Chapter Five examines the concept of poverty more broadly, arguing that the sources make a distinction between “active poverty” and “inactive wealth”. The former is praiseworthy. It ties in with the ideology of the peasant hoplite while the latter relates to the arrogant rich man who uses his position to lord it over his betters. It seems unlikely that the Solonian “law against idleness” was ever enforceable; nonetheless the fact that Athenians believed it existed reveals their attitude that a person was responsible for earning his livelihood, and that the way in which he did so reflects his character. Cecchet also traces how speakers like Lysias and Demosthenes use the rhetoric of poverty and wealth to draw sharp characterizations and evoke powerful emotions. The concept turns out to be remarkably flexible. Some orators speak as if the Athenians were biased against the poor (e.g. Dem. 57. 45). Others seek to enflame the passions of the jurors against the arrogant wealthy (e.g. Dem. 21. 96), while others in turn might criticize them for precisely that kind of arrogance (i.e. Din. 1. 34-7). And even someone like Apollodorus the son of Pasion could portray himself as a pauperized victim of injustice, even if he really was among the wealthiest men in Athens (Dem. 45. 73-4).

This book shows how various and multifaceted the rhetoric and ideology of poverty was. It was far from the more homogeneous and monolithic concept it would later become. As far as I am aware, this is the first book to treat the topic of the Athenian concept of poverty at length. Its collection and discussion of relevant texts from multiple genres is praiseworthy. It will thus be the essential launching pad for anyone interested in further studying the topic. One question that further studies should tackle more carefully is this: Whose concepts of poverty, wealth, and work do we have? Cecchet argues that the public nature of our texts should assure us that we have the raw material of an ideology to which a wide swath of Athenians would have subscribed. As she notes, “these ideals could never have successfully been promoted—and the very fact that they reappear so often in public discourse shows that they were—if, on the other end of the communication channel, the audience was unwilling to share these values” (35-6). From this perspective, it requires some special pleading to show that even texts that we know or can be fairly certain were not performed in any form like what we have, such as Demosthenes’ Against Meidias and Isocrates’ epideictic works, can still be thought to reflect broader ideas.
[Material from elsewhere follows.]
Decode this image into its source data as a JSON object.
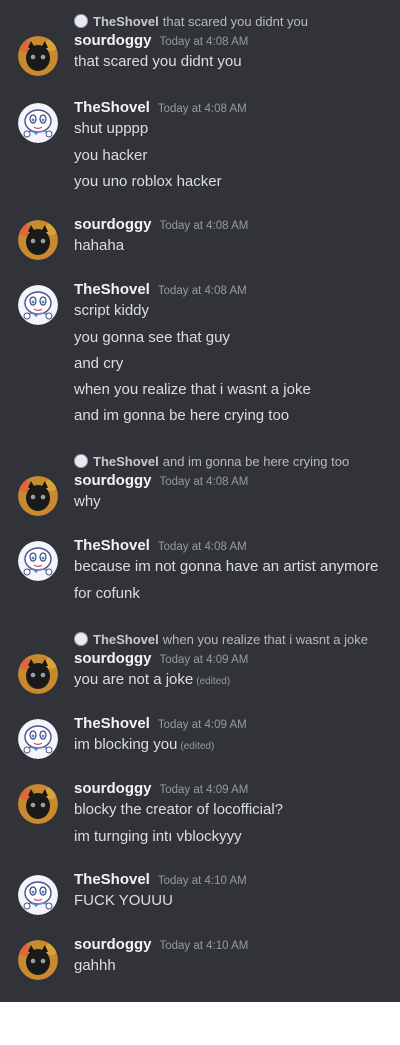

We need a better model (or a model, for that matter) of the economic possibilities Athenians enjoyed before we can clearly see the outlines of their ideology and how it influenced their decisions, individually and collectively, and also how it responded to changing circumstances.1 Such a model should complement nicely the approach that Cecchet has taken in the book.

Notes

1. In that vein, see P. Acton, Poiesis: Manufacturing in Classical Athens (Oxford, 2014).